The security of these backend services is critical: they perform the association between the name of a package and where the package manager should download it from, so compromising them would allow attackers to force users to download backdoored software dependencies the next time they do a fresh install or an update of a Composer package based on data from 2021. Since Composer is the standard package manager for PHP, most open-source and commercial PHP projects would have been impacted.
You are already safe if you are using the default, official Packagist instance or Private Packagist. I responsibly disclosed our findings, and maintainers patched it on the public production instances within hours. 
If you integrate Composer as a library and operate on untrusted repositories, upgrade at least to Composer 1.10.26, 2.2.12, or 2.3.5 to benefit from the security patches for CVE-2022-24828. 

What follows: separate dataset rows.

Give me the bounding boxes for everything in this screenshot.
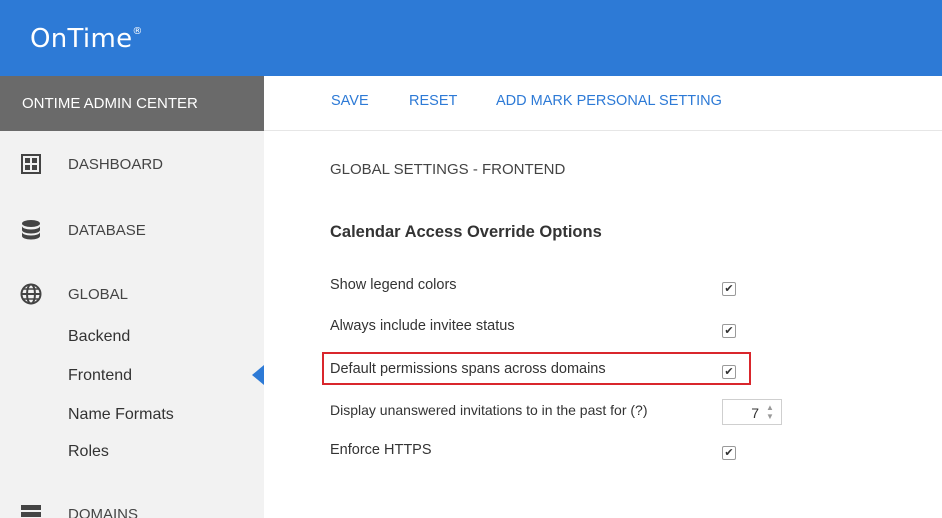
sidebar-item-label: DOMAINS bbox=[68, 505, 139, 518]
app-header: OnTime® bbox=[0, 0, 942, 76]
ontime-logo[interactable]: OnTime® bbox=[30, 24, 143, 54]
admin-center-header: ONTIME ADMIN CENTER bbox=[0, 76, 264, 131]
sidebar-subitem-roles[interactable]: Roles bbox=[68, 443, 109, 461]
sidebar-subitem-backend[interactable]: Backend bbox=[68, 328, 130, 346]
sidebar-item-database[interactable]: DATABASE bbox=[0, 210, 264, 250]
sidebar-subitem-frontend[interactable]: Frontend bbox=[68, 367, 132, 385]
trademark-symbol: ® bbox=[132, 26, 143, 37]
save-button[interactable]: SAVE bbox=[331, 93, 369, 109]
setting-label-unanswered-invitations: Display unanswered invitations to in the… bbox=[330, 402, 648, 418]
sidebar-item-global[interactable]: GLOBAL bbox=[0, 274, 264, 314]
database-icon bbox=[20, 219, 42, 241]
enforce-https-checkbox[interactable]: ✔ bbox=[722, 446, 736, 460]
sidebar-item-dashboard[interactable]: DASHBOARD bbox=[0, 144, 264, 184]
sidebar: ONTIME ADMIN CENTER DASHBOARD DATABASE G… bbox=[0, 76, 264, 518]
default-permissions-across-domains-checkbox[interactable]: ✔ bbox=[722, 365, 736, 379]
dashboard-icon bbox=[20, 153, 42, 175]
reset-button[interactable]: RESET bbox=[409, 93, 457, 109]
sidebar-item-label: DASHBOARD bbox=[68, 155, 164, 173]
toolbar: SAVE RESET ADD MARK PERSONAL SETTING bbox=[264, 76, 942, 131]
unanswered-invitations-days-stepper[interactable]: 7 ▲ ▼ bbox=[722, 399, 782, 425]
active-item-indicator bbox=[252, 365, 264, 385]
setting-label-enforce-https: Enforce HTTPS bbox=[330, 442, 432, 458]
sidebar-subitem-name-formats[interactable]: Name Formats bbox=[68, 406, 174, 424]
stepper-value: 7 bbox=[751, 405, 759, 421]
show-legend-colors-checkbox[interactable]: ✔ bbox=[722, 282, 736, 296]
sidebar-item-label: GLOBAL bbox=[68, 285, 129, 303]
setting-label-invitee-status: Always include invitee status bbox=[330, 318, 515, 334]
domains-icon bbox=[20, 503, 42, 518]
logo-text: OnTime bbox=[30, 24, 133, 54]
sidebar-item-domains[interactable]: DOMAINS bbox=[0, 494, 264, 518]
setting-label-show-legend-colors: Show legend colors bbox=[330, 277, 457, 293]
stepper-arrows-icon[interactable]: ▲ ▼ bbox=[764, 403, 776, 421]
page-title: GLOBAL SETTINGS - FRONTEND bbox=[330, 161, 566, 178]
section-title: Calendar Access Override Options bbox=[330, 223, 602, 241]
globe-icon bbox=[20, 283, 42, 305]
sidebar-item-label: DATABASE bbox=[68, 221, 146, 239]
add-mark-personal-setting-button[interactable]: ADD MARK PERSONAL SETTING bbox=[496, 93, 722, 109]
always-include-invitee-status-checkbox[interactable]: ✔ bbox=[722, 324, 736, 338]
setting-label-default-permissions: Default permissions spans across domains bbox=[330, 361, 606, 377]
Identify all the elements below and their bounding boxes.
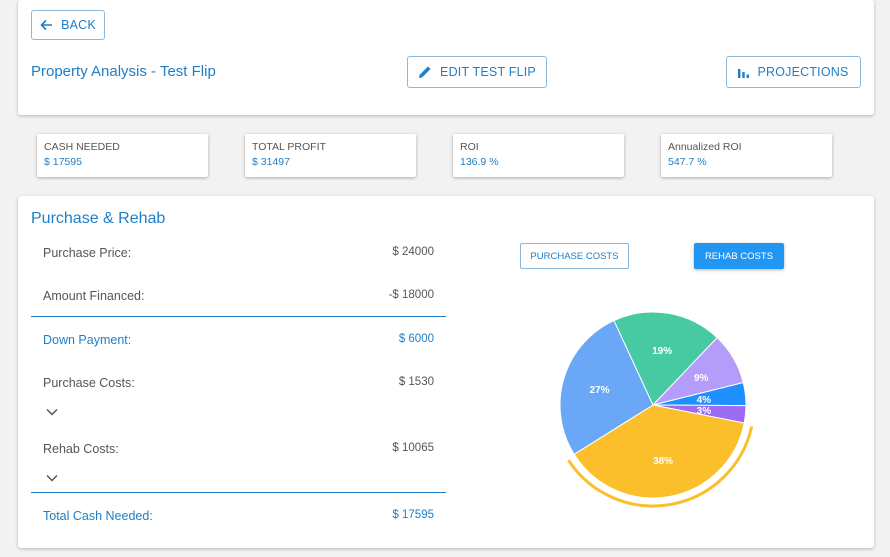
pencil-icon [419,66,431,78]
chevron-down-icon[interactable] [46,408,58,416]
edit-button[interactable]: EDIT TEST FLIP [407,56,547,88]
edit-label: EDIT TEST FLIP [440,65,536,79]
projections-button[interactable]: PROJECTIONS [726,56,861,88]
page-title: Property Analysis - Test Flip [31,63,216,80]
row-value: $ 6000 [398,333,434,345]
row-label: Rehab Costs: [43,442,119,456]
stat-roi: ROI 136.9 % [453,134,624,177]
rehab-costs-toggle[interactable]: REHAB COSTS [694,243,784,269]
row-rehab-costs: Rehab Costs: $ 10065 [43,442,434,456]
stat-value: 547.7 % [668,156,707,168]
row-value: $ 1530 [398,376,434,388]
pie-slice-label: 38% [653,456,673,467]
divider [31,492,446,493]
row-purchase-price: Purchase Price: $ 24000 [43,246,434,260]
stat-label: Annualized ROI [668,141,742,153]
pie-slice-label: 27% [590,385,610,396]
row-label: Amount Financed: [43,289,145,303]
projections-label: PROJECTIONS [757,65,849,79]
row-amount-financed: Amount Financed: -$ 18000 [43,289,434,303]
row-label: Purchase Costs: [43,376,135,390]
stat-annualized-roi: Annualized ROI 547.7 % [661,134,832,177]
stat-value: 136.9 % [460,156,499,168]
back-button[interactable]: BACK [31,10,105,40]
stat-cash-needed: CASH NEEDED $ 17595 [37,134,208,177]
row-value: $ 10065 [392,442,434,454]
back-label: BACK [61,18,96,32]
row-label: Purchase Price: [43,246,132,260]
purchase-costs-toggle-label: PURCHASE COSTS [530,250,619,262]
stat-label: TOTAL PROFIT [252,141,326,153]
pie-slice-label: 9% [694,373,709,384]
rehab-costs-pie-chart: 4%3%38%27%19%9% [559,311,754,508]
row-purchase-costs: Purchase Costs: $ 1530 [43,376,434,390]
row-total-cash-needed: Total Cash Needed: $ 17595 [43,509,434,523]
arrow-left-icon [40,19,53,31]
chevron-down-icon[interactable] [46,474,58,482]
row-down-payment: Down Payment: $ 6000 [43,333,434,347]
stat-total-profit: TOTAL PROFIT $ 31497 [245,134,416,177]
stat-label: ROI [460,141,479,153]
row-label: Down Payment: [43,333,132,347]
stat-value: $ 17595 [44,156,82,168]
rehab-costs-toggle-label: REHAB COSTS [704,250,774,262]
row-value: $ 24000 [392,246,434,258]
purchase-costs-toggle[interactable]: PURCHASE COSTS [520,243,629,269]
stat-label: CASH NEEDED [44,141,120,153]
row-value: $ 17595 [392,509,434,521]
pie-slice-label: 19% [652,346,672,357]
bar-chart-icon [738,68,750,78]
row-label: Total Cash Needed: [43,509,153,523]
section-title: Purchase & Rehab [31,210,166,227]
stat-value: $ 31497 [252,156,290,168]
divider [31,316,446,317]
pie-slice-label: 4% [697,395,712,406]
row-value: -$ 18000 [388,289,434,301]
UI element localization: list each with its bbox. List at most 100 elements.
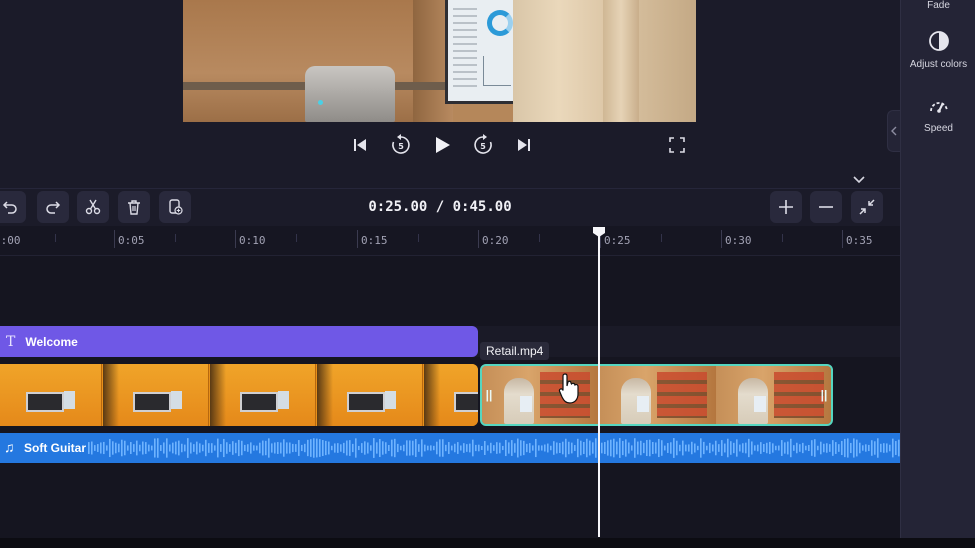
waveform-bar (394, 438, 396, 458)
waveform-bar (823, 443, 825, 453)
zoom-out-button[interactable] (810, 191, 842, 223)
fade-option[interactable]: Fade (901, 0, 975, 11)
waveform-bar (220, 444, 222, 452)
timecode-display: 0:25.00 / 0:45.00 (368, 199, 512, 215)
text-icon: T (6, 333, 16, 350)
ruler-tick (357, 230, 358, 248)
playhead-line[interactable] (598, 232, 600, 537)
waveform-bar (772, 443, 774, 453)
ruler-tick-minor (296, 234, 297, 242)
waveform-bar (751, 441, 753, 455)
waveform-bar (406, 440, 408, 456)
waveform-bar (892, 438, 894, 458)
ruler-label: 0:15 (361, 234, 388, 247)
waveform-bar (454, 443, 456, 453)
svg-text:5: 5 (480, 142, 486, 151)
waveform-bar (613, 438, 615, 458)
waveform-bar (496, 442, 498, 454)
waveform-bar (514, 443, 516, 453)
timeline-tracks[interactable]: T Welcome Retail.mp4 || || ♫ Soft Guitar (0, 256, 900, 538)
text-clip-welcome[interactable]: T Welcome (0, 326, 478, 357)
forward-5-button[interactable]: 5 (468, 130, 498, 160)
timeline-ruler[interactable]: 0:00 0:05 0:10 0:15 0:20 0:25 0:30 0:35 (0, 226, 900, 256)
trim-handle-left[interactable]: || (482, 366, 496, 424)
waveform-bar (808, 444, 810, 452)
preview-person-arm (603, 0, 639, 122)
video-clip-retail[interactable]: || || (480, 364, 833, 426)
undo-icon (2, 201, 17, 214)
skip-back-icon (354, 139, 366, 151)
waveform-bar (730, 441, 732, 455)
waveform-bar (142, 441, 144, 455)
trim-handle-right[interactable]: || (817, 366, 831, 424)
waveform-bar (304, 443, 306, 453)
waveform-bar (112, 441, 114, 455)
video-clip-intro[interactable] (0, 364, 478, 426)
waveform-bar (889, 444, 891, 452)
waveform-bar (298, 440, 300, 456)
ruler-label: 0:20 (482, 234, 509, 247)
waveform-bar (166, 438, 168, 458)
waveform-bar (472, 439, 474, 457)
waveform-bar (517, 438, 519, 458)
waveform-bar (712, 444, 714, 452)
waveform-bar (829, 444, 831, 452)
waveform-bar (160, 445, 162, 451)
waveform-bar (439, 439, 441, 457)
waveform-bar (847, 438, 849, 458)
clip-thumbnail (210, 364, 316, 426)
contrast-icon (928, 31, 949, 51)
waveform-bar (580, 440, 582, 456)
waveform-bar (451, 445, 453, 451)
playhead-handle[interactable] (592, 226, 606, 238)
waveform-bar (592, 442, 594, 454)
speed-label: Speed (924, 123, 953, 134)
waveform-bar (283, 439, 285, 457)
waveform-bar (595, 438, 597, 458)
waveform-bar (643, 442, 645, 454)
preview-donut-chart (487, 10, 513, 36)
collapse-panel-tab[interactable] (887, 110, 900, 152)
waveform-bar (880, 443, 882, 453)
waveform-bar (442, 439, 444, 457)
waveform-bar (238, 439, 240, 457)
video-preview[interactable] (183, 0, 696, 122)
skip-back-button[interactable] (345, 130, 375, 160)
save-frame-button[interactable] (159, 191, 191, 223)
speed-option[interactable]: Speed (901, 96, 975, 134)
preview-printer (305, 66, 395, 122)
audio-clip-soft-guitar[interactable]: ♫ Soft Guitar (0, 433, 900, 463)
undo-button[interactable] (0, 191, 26, 223)
waveform-bar (631, 445, 633, 451)
preview-monitor-sidebar (453, 8, 477, 88)
skip-forward-button[interactable] (509, 130, 539, 160)
delete-button[interactable] (118, 191, 150, 223)
waveform-bar (328, 441, 330, 455)
waveform-bar (544, 444, 546, 452)
waveform-bar (778, 445, 780, 451)
waveform-bar (775, 445, 777, 451)
ruler-label: 0:05 (118, 234, 145, 247)
play-button[interactable] (427, 130, 457, 160)
waveform-bar (415, 439, 417, 457)
preview-area: 5 5 (0, 0, 900, 188)
waveform-bar (682, 440, 684, 456)
waveform-bar (817, 445, 819, 451)
ruler-label: 0:30 (725, 234, 752, 247)
waveform-bar (430, 445, 432, 451)
waveform-bar (295, 444, 297, 452)
split-button[interactable] (77, 191, 109, 223)
waveform-bar (832, 440, 834, 456)
zoom-to-fit-button[interactable] (851, 191, 883, 223)
waveform-bar (475, 444, 477, 452)
waveform-bar (286, 442, 288, 454)
adjust-colors-option[interactable]: Adjust colors (901, 30, 975, 70)
ruler-label: 0:10 (239, 234, 266, 247)
zoom-in-button[interactable] (770, 191, 802, 223)
ruler-tick-minor (55, 234, 56, 242)
rewind-5-button[interactable]: 5 (386, 130, 416, 160)
redo-button[interactable] (37, 191, 69, 223)
expand-preview-button[interactable] (850, 174, 868, 186)
waveform-bar (367, 442, 369, 454)
fullscreen-button[interactable] (665, 133, 689, 157)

Now, let’s dive into the technical details of this new finding to see what we can learn. As you’ll see, there is a direct link between what we documented in PHP Supply Chain Attack on Composer: I will first summarize what my team and I did a year ago, show how one of our approaches leads to a dead end, and finally see how we could reuse the same exploitation technique that we introduced last year.
My team and I’s previous work on CVE-2021-29472 provided us with insights on interesting attack surfaces. Even though I reviewed the patches fixing CVE-2021-29472, I could have missed something, and getting back on them is relevant. 
The vulnerability my team and I identified occurred in the implementation of VcsDriver sub-classes: one driver exists for every supported Version Control System (hence the name) like Git, Mercurial, Subversion, etc.